3. 攻撃的になる
別れたあと、混乱したり動揺したりしたせいで、不可解な怒りを爆発させる人もいる。粗暴になったり、復讐心に燃えたり、挑戦的になったりして、身体的な暴力へとエスカレートするおそれもある。
それほど一般的ではないが、恋人との関係が崩壊したあとに身体的または精神的な攻撃性を示すケースはあり、立証も十分になされている。本稿の冒頭で挙げた2025年発表の研究はこの点を裏付け、このカテゴリーに含まれる行動を、さらにいくつか詳しく説明している。
復讐のためのセックス
自らの存在を主張するため、あるいは、裏切られたと感じた反動で性行為に及ぶことは、人間の奥底に秘められた原始的な衝動を示すものだ。進化論では、生殖と繁殖機会は密接な関係にある。その意味で、繁殖価(reproductive value)を取り戻すためなら手段を選ばない人もいるかもしれない。たとえ感情的または身体的に危険な問題が伴うとしても、だ。
純粋な怒り
怒りは強力な感情であり、よからぬ事態の前兆だ。進化的な観点から見た場合、怒りを覚えると、体は「敵」に立ちむかうために身体的リソースを動員し、闘争・逃走反応に備えて身構える。一方で、愛する人との別れという観点に立つと、こうした怒りは、自分の生存確率に大きく寄与してくれたパートナーを失うという「不当行為」に対するさまざまな自然反応のひとつにすぎない。
身体的な攻撃性
2025年の調査研究に参加した人のうち、身体的な行為に及んだ割合は4%いた。こうした反応は、下から2番目という少ないものだった。こうした身体的な反応は、多大な感情的・身体的な害が生じるわけだから、どのような形であれ、許されることではない。認めることはできないし、そうすべきでもない。それでも、身体的な暴力は、極度のストレス反応と考えることができる。支配力を主張しなければならない、あるいは自分の適応度にとって脅威ととらえたことに対して報復しなければならない、という思いがある証拠だ。一般的ではないし、有害な行動ではあるが、身体的な暴力は、歴史的に見れば、競争相手を撃退したり、失われた地位を回復したりするための手段として機能していたのかもしれない。
自殺すると脅す
およそ2%と、サブタイプ中で最低だったのが、苦痛を最も極端な形で表現した「自殺する」と脅す行為だ。進化の観点から見れば、逆効果に思えるかもしれない。しかし、この行為は往々にして、喪失感によって心のバランスが失われてしまった人にとっての最終手段だと理解することが重要だ。こうした行動は、人類が進化するなかで、より一般的なストレス反応が転じたものなのかもしれない。にもかかわらず、現代社会では、自殺すると脅すことは一般的に、助けを必死に求める声であるか、相手を操る最も陰険な手段のひとつとして使われる。身体的な行為ではないものの、相手を操る手段なのであれば、脅された相手には、身体的な爆発や暴力と同じくらいの悪影響が感情面に及ぶ可能性があり、やはり受け入れがたい行為だ。

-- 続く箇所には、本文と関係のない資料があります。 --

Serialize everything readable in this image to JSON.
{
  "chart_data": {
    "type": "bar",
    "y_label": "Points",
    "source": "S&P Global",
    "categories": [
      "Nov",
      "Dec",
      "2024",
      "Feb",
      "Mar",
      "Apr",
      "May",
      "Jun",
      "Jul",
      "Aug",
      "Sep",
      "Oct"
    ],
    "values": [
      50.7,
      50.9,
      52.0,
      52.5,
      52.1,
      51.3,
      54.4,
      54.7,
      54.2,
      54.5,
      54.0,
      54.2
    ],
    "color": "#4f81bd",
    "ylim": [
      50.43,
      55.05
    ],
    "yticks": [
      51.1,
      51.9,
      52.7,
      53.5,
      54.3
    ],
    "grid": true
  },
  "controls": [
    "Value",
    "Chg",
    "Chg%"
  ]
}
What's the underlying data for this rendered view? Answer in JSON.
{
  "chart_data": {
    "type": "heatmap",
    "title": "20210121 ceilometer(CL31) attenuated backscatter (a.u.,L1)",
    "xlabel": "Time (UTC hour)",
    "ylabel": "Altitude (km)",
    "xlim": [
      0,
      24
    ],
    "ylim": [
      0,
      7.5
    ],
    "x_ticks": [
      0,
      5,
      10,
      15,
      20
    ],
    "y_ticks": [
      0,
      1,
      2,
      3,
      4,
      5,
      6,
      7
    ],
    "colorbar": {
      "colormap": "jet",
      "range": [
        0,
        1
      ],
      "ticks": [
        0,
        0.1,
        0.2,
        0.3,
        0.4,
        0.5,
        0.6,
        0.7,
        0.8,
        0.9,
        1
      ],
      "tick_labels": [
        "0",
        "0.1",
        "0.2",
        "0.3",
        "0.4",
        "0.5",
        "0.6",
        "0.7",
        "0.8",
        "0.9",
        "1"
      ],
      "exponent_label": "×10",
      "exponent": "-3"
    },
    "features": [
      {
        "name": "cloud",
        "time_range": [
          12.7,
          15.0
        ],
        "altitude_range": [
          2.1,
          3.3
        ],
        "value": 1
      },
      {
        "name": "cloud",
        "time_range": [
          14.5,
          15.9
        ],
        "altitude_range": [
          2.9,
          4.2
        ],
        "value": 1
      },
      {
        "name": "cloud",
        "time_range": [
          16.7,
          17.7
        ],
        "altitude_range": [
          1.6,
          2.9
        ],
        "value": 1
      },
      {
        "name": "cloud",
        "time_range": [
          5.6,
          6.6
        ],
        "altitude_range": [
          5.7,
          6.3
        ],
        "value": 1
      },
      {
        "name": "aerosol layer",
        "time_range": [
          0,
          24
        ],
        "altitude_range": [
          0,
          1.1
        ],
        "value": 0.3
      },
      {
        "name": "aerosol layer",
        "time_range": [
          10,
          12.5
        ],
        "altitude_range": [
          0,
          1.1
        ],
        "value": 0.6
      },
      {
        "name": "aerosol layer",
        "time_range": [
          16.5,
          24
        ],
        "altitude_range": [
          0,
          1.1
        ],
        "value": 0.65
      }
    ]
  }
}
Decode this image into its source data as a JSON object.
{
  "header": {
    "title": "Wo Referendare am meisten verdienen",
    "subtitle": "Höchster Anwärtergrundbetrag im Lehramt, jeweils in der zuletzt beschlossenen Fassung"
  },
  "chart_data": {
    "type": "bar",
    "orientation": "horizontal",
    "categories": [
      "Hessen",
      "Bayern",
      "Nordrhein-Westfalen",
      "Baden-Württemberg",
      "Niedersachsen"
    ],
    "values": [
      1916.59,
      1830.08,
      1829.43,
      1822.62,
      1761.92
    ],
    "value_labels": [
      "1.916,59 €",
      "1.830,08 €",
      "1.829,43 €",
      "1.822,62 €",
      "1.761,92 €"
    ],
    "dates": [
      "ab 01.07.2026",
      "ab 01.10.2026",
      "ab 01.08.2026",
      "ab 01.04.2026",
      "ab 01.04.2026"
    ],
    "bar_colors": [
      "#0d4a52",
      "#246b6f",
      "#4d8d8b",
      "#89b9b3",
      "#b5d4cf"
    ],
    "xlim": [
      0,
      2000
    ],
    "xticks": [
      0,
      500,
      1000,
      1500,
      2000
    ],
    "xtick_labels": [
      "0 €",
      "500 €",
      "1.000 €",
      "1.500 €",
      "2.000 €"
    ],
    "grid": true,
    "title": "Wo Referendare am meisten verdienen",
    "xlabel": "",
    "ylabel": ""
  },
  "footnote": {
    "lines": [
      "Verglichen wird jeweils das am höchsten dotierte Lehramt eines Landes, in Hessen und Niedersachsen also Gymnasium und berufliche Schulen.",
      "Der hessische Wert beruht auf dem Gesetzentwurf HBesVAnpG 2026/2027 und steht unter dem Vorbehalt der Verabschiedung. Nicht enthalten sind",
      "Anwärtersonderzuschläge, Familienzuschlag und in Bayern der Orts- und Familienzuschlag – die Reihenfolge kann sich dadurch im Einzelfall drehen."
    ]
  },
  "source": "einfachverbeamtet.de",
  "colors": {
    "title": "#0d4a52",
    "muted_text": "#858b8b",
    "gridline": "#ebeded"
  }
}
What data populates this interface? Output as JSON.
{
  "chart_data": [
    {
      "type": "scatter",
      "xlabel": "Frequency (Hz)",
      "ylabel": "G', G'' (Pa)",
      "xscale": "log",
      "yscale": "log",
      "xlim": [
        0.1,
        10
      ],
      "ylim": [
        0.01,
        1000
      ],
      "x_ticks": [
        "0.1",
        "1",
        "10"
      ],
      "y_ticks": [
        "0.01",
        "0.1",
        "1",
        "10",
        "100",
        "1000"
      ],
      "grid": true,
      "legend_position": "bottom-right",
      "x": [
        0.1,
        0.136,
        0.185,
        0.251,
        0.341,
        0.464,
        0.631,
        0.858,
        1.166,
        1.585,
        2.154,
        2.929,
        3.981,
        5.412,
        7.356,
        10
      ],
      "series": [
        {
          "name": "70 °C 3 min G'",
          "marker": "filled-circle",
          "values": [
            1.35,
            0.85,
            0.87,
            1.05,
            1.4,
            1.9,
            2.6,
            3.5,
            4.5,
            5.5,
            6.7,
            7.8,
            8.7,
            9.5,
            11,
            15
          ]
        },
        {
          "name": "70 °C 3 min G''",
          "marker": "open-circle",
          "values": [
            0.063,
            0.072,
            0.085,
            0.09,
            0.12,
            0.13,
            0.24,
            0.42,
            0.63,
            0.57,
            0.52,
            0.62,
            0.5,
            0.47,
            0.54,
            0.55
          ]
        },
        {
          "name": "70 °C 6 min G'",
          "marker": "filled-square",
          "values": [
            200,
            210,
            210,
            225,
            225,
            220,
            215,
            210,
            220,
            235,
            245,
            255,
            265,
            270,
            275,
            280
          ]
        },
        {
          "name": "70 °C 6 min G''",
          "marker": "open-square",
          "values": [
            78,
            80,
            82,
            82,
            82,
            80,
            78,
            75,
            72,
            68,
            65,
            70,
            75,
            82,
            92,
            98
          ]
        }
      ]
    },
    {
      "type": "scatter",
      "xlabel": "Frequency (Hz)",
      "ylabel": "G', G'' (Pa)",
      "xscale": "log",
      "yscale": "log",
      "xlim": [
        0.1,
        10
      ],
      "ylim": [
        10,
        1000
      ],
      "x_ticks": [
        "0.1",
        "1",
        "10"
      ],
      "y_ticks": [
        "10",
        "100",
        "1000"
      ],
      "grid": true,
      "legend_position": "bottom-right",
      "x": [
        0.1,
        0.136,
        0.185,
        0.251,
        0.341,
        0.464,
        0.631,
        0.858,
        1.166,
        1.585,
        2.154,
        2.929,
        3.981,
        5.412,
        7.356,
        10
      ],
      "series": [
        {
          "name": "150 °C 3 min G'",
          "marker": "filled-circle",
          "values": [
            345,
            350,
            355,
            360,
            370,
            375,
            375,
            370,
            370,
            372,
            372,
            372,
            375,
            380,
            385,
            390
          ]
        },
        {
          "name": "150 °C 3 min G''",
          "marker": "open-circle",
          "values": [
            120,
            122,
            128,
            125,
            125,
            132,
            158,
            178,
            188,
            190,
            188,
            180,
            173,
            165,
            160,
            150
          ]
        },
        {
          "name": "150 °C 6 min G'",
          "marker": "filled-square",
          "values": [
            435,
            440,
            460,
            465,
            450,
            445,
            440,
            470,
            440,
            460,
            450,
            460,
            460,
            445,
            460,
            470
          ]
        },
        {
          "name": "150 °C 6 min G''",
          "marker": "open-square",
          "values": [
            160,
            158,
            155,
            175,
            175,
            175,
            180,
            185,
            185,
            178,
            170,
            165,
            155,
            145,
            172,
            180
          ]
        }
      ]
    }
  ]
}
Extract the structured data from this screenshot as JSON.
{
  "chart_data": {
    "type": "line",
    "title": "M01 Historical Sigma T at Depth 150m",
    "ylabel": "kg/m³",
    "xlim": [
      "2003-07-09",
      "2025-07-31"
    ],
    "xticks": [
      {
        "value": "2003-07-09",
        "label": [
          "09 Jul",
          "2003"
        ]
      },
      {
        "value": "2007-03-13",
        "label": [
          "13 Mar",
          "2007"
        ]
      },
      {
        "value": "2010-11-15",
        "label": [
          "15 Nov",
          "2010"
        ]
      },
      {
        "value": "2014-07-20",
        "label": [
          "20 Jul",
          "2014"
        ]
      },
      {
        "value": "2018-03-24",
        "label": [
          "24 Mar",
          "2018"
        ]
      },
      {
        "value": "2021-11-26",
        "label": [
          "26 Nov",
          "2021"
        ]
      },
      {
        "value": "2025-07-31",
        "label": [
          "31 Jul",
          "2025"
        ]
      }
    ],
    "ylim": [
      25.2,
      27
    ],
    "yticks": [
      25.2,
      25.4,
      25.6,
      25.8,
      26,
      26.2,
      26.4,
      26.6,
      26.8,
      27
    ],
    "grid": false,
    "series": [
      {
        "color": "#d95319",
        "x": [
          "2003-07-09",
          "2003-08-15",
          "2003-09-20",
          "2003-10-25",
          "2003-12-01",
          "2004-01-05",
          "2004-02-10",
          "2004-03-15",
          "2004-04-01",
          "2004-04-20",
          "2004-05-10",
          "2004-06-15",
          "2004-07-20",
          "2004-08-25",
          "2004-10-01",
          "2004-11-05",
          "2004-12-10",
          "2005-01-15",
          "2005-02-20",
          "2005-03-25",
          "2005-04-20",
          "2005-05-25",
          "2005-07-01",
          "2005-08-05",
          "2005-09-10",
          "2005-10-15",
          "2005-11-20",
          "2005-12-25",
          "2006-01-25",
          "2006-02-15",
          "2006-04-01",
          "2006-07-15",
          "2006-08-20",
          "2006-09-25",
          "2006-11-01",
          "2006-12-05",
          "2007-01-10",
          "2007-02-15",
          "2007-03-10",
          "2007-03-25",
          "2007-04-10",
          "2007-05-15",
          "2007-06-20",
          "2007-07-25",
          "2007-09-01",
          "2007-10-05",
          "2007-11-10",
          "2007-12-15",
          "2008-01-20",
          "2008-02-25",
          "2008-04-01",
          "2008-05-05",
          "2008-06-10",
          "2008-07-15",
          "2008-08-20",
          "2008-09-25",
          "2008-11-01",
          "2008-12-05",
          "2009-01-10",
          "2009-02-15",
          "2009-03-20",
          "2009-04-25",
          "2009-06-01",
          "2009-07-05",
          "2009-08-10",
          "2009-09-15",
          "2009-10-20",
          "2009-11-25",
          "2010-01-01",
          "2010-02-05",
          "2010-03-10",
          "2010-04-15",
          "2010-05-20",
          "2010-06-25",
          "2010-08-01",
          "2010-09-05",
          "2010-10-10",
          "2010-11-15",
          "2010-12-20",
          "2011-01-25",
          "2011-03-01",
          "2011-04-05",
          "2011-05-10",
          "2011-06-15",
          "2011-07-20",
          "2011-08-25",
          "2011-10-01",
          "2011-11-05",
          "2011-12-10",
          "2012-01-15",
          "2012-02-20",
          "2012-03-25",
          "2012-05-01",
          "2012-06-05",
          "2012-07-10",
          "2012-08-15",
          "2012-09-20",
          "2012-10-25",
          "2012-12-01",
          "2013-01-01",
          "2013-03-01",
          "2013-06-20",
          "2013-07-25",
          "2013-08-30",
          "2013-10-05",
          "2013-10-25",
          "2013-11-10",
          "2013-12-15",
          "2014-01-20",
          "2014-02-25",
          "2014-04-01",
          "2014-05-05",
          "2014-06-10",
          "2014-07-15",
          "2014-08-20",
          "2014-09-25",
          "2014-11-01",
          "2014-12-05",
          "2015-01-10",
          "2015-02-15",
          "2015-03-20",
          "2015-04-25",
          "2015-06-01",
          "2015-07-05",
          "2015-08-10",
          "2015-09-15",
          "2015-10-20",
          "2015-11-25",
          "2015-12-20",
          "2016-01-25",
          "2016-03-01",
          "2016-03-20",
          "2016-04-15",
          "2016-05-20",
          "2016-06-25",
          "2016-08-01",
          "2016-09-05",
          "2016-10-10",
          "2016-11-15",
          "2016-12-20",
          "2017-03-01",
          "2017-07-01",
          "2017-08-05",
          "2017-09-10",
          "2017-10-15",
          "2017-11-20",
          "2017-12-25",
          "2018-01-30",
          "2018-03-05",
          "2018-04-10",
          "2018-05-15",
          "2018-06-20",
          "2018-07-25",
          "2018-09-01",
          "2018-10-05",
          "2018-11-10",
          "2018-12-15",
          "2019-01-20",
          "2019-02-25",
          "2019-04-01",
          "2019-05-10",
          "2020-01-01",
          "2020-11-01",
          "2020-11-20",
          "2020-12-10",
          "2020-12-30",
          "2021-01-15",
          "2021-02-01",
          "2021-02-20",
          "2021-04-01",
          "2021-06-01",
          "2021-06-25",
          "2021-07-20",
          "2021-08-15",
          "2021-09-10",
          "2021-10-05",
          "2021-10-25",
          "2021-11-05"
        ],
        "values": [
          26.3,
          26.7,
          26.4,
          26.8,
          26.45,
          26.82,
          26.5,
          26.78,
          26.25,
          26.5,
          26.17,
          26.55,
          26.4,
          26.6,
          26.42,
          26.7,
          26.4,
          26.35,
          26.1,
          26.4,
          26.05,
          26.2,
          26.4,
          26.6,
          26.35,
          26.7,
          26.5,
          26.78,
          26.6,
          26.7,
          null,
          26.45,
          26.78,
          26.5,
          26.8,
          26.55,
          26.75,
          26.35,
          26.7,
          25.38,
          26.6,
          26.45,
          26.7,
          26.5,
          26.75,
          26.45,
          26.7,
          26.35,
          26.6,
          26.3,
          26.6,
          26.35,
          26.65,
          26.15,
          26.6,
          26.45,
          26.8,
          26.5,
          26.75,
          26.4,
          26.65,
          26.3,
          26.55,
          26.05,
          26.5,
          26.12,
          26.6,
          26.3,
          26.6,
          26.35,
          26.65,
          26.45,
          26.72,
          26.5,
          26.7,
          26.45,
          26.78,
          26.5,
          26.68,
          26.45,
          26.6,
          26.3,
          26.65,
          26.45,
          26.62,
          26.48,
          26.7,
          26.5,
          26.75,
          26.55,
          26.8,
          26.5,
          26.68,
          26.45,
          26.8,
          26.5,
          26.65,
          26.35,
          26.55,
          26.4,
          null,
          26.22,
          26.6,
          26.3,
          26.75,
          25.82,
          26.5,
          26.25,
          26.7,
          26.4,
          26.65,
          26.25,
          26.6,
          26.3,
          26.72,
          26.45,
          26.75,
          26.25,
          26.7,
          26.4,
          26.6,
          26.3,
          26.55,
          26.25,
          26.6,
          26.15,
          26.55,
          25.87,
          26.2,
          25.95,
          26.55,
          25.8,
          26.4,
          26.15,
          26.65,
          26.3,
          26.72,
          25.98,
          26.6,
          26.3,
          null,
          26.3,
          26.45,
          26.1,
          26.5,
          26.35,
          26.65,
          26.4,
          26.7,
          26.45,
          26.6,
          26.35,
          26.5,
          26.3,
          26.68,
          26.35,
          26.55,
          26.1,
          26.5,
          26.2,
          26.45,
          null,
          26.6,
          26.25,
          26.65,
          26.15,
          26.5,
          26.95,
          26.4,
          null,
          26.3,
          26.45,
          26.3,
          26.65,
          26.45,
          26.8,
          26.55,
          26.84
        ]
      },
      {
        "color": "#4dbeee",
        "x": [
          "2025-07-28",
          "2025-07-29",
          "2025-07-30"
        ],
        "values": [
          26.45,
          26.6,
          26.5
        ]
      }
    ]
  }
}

恋人やパートナーと別れた後のこうした攻撃的反応は、科学的に秩序だって分類されているが、実際に感じる怒りは、秩序だったものなどでは決してない。だからといって、その感情のままに、有害な方法で反応してもいいということではない。
しかし、大きくて不快な感情を持てあましてしまうのは、人間だからだ。裏切られ、拒絶されたと感じ、怒り狂うかもしれない。そんなときは、専門家による配慮や治療が必要だ。あなたやあなたの元パートナーを危険にさらしてしまいかねない場合は、なおさらだ。
進化論は、愛する人との別れのあとに人が大きく動揺する理由を理解する上で参考になるかもしれない。しかし、別れのあとに嵐のように襲ってくる思考や衝動、胸の痛みを完全に説明することはないだろう。